My rating: 5 of 5 stars
There’s a fandom term for stories like these called hurt/comfort. When other reviewers say that The Sparrow was a more “powerful” or “devastating” book, I think that’s largely what they mean. If The Sparrow was the hurt, Children of God is the comfort. It’s necessary and inevitable for any sad story that doesn’t want to conclude with a nihilistic worldview, and I don’t think Russell or her books do.
Is it, however, inferior to its predecessor? No, I don’t think so. There is no “sequelitis” here. This is very much a continuation of a single story. Russell’s thoughts and style are as engaging and potent as ever. Emilio is, necessarily, never as low as when we first met him, but that’s not because Russell has lost her emotional mojo but because he is beginning the slow, halting climb toward recovery. I won’t say towards “redemption” or a return of faith, because the point of the book is the continued exploration with his beliefs and I want to stay out of spoiler territory. Regardless of where he comes down on the issue providence, Russell’s focus on the positive influence of his relationships continues from The Sparrow.
Neither has she lost her gift of characterization. It’s true that the characters in the sequel don’t capture that same sense of a loving, mutually supportive group of friends as those of the maiden voyage to Rakhat, but that’s largely circumstantial. These new pioneers are chosen for practical reasons: Physical size and power (to avoid Emilio’s earlier fate), intellectual rigor, ethical flexibility. These are characters who can be trusted to survive and do the right thing by the mission, if not by each other. We cannot fully trust them as we trusted Sofia, Anne, or D.W. In a way, they are more driven. They go not to explore and make first contact, but with a knowledge of the dangers that await them and with more of a sense of personal mission that each is fulfilling, whether that be altruistic or not. The smaller Emilio among these ruthless and burly men is chillingly reminiscent of his time among the Jana’ata, and potentially just as dangerous. Though less lovable, these new characters are no less interesting and watching them navigate their mixed morals is fascinating.

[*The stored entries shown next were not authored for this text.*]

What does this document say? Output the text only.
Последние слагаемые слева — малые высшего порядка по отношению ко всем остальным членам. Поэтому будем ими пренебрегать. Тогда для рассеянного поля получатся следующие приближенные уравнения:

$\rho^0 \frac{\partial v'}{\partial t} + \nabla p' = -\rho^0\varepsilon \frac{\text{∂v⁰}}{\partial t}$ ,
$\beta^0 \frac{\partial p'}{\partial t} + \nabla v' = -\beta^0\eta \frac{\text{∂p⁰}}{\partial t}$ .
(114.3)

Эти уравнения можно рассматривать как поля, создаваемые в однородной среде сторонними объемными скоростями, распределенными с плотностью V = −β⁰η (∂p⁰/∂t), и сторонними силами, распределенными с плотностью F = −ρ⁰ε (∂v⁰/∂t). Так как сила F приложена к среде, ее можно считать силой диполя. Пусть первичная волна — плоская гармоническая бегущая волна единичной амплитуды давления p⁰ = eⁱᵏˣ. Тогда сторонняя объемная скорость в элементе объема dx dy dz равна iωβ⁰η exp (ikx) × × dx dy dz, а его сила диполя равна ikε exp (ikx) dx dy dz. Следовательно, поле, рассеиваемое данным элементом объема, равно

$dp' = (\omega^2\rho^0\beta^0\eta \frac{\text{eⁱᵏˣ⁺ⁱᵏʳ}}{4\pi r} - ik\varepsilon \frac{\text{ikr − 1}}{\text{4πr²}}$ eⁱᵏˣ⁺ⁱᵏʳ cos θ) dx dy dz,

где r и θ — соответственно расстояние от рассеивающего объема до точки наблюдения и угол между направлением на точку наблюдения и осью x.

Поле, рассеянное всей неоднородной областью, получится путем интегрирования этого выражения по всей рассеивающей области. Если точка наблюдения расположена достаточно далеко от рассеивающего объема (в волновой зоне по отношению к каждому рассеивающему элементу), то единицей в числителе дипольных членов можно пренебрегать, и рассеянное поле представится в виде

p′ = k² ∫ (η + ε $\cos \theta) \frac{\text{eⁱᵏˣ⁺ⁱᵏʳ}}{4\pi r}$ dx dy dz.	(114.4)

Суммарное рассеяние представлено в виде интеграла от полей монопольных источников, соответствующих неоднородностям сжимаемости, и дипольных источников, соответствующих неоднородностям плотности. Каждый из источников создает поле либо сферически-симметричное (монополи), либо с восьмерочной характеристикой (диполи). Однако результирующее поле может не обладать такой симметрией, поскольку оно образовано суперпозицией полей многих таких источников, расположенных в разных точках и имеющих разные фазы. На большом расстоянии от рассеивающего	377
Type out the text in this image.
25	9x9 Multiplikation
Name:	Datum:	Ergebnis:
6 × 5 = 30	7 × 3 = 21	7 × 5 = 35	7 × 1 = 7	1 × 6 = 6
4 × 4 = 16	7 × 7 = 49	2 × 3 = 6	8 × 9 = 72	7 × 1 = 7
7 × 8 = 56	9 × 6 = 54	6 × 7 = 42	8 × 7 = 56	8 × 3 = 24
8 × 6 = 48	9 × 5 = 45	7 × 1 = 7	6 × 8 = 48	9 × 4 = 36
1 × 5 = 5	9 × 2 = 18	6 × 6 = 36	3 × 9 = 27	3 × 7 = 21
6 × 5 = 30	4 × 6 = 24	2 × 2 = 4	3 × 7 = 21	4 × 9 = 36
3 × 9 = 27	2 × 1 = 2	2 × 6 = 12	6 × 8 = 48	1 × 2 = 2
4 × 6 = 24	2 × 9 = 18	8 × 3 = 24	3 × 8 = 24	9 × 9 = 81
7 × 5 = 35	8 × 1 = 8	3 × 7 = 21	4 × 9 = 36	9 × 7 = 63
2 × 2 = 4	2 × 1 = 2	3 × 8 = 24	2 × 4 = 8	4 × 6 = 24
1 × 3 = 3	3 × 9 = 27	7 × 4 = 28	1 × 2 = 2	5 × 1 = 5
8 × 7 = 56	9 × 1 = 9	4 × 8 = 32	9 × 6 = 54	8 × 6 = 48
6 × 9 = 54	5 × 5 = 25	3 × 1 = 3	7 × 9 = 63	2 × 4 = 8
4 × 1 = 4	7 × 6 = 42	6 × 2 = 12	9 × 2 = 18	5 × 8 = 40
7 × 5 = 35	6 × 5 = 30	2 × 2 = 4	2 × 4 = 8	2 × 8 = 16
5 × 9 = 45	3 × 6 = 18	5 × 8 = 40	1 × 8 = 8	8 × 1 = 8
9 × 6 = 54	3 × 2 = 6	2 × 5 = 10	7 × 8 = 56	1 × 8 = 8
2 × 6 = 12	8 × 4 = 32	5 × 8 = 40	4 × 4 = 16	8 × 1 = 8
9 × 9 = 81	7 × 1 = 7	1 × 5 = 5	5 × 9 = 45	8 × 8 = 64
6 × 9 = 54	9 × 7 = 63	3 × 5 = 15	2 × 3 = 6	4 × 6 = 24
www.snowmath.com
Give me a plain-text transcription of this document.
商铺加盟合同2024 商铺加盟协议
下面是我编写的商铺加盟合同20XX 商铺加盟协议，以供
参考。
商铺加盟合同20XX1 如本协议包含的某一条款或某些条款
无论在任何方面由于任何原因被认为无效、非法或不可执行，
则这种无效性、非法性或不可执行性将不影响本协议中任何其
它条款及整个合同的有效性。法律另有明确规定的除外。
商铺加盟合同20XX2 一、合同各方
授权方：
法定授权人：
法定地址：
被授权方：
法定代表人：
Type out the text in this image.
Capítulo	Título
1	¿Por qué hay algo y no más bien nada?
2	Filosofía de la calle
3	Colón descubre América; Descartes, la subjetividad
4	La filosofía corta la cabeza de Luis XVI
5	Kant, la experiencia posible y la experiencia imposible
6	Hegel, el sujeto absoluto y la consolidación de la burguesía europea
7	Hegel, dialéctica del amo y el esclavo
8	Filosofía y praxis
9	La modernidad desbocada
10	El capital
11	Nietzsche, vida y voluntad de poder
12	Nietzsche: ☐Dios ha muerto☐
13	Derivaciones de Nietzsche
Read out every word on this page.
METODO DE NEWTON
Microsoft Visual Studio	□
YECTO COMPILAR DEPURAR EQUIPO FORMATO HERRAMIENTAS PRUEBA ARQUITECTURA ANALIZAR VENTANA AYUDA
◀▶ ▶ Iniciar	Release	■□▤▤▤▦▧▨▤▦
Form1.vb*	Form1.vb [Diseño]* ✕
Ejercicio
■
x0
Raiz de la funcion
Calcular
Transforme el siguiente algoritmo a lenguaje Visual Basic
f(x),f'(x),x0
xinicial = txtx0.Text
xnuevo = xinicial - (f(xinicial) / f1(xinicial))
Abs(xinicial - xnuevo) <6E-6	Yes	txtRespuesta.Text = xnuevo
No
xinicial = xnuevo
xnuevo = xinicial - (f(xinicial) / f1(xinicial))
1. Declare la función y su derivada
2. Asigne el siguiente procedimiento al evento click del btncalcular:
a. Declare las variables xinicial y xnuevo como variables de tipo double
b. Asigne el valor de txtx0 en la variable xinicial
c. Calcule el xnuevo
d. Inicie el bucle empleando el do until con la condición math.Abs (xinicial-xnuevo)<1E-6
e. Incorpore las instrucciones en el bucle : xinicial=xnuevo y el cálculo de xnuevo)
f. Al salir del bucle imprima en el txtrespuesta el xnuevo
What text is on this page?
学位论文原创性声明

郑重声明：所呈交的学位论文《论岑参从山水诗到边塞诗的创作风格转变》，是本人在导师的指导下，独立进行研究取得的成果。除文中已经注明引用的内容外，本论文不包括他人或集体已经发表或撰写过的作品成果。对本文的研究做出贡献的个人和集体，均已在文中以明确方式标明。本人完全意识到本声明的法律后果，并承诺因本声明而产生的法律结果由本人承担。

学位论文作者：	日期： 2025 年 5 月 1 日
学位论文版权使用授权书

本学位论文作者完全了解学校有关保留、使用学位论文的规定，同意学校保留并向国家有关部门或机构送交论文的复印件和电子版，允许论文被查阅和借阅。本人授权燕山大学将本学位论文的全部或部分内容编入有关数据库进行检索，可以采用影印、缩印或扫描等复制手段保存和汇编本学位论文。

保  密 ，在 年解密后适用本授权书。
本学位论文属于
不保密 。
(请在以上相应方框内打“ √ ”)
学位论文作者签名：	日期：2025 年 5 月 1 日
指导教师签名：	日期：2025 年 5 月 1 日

Perhaps most interesting of all, we get a greater glimpse into the minds, culture, and motivation of the Jana’ata where before we really only got to know and love the Runa. In The Sparrow, Supaari was presented as entirely self-interested and mercantile; Hlavin Kitheri perverted and cruel. Hlavin is never really redeemed or made sympathetic, but we at least see more of what drives him and the culture that shaped his peculiar behavior. With Supaari, we finally get an understanding of his side of the tragic misunderstandings and see that he, likes the humans, “meant no harm.” It always struck me as confusing how he could not have understood what he did to Emilio and Marc, so it was nice for Russell to flesh that out more satisfyingly (no pun intended).
These two novels are very much of a piece, so I doubt it’s going to fundamentally change anyone’s perception of The Sparrow one way or another. However, if you’re looking for a moving story, engrossing characters, and thought-provoking science fiction, I strongly recommend the pair.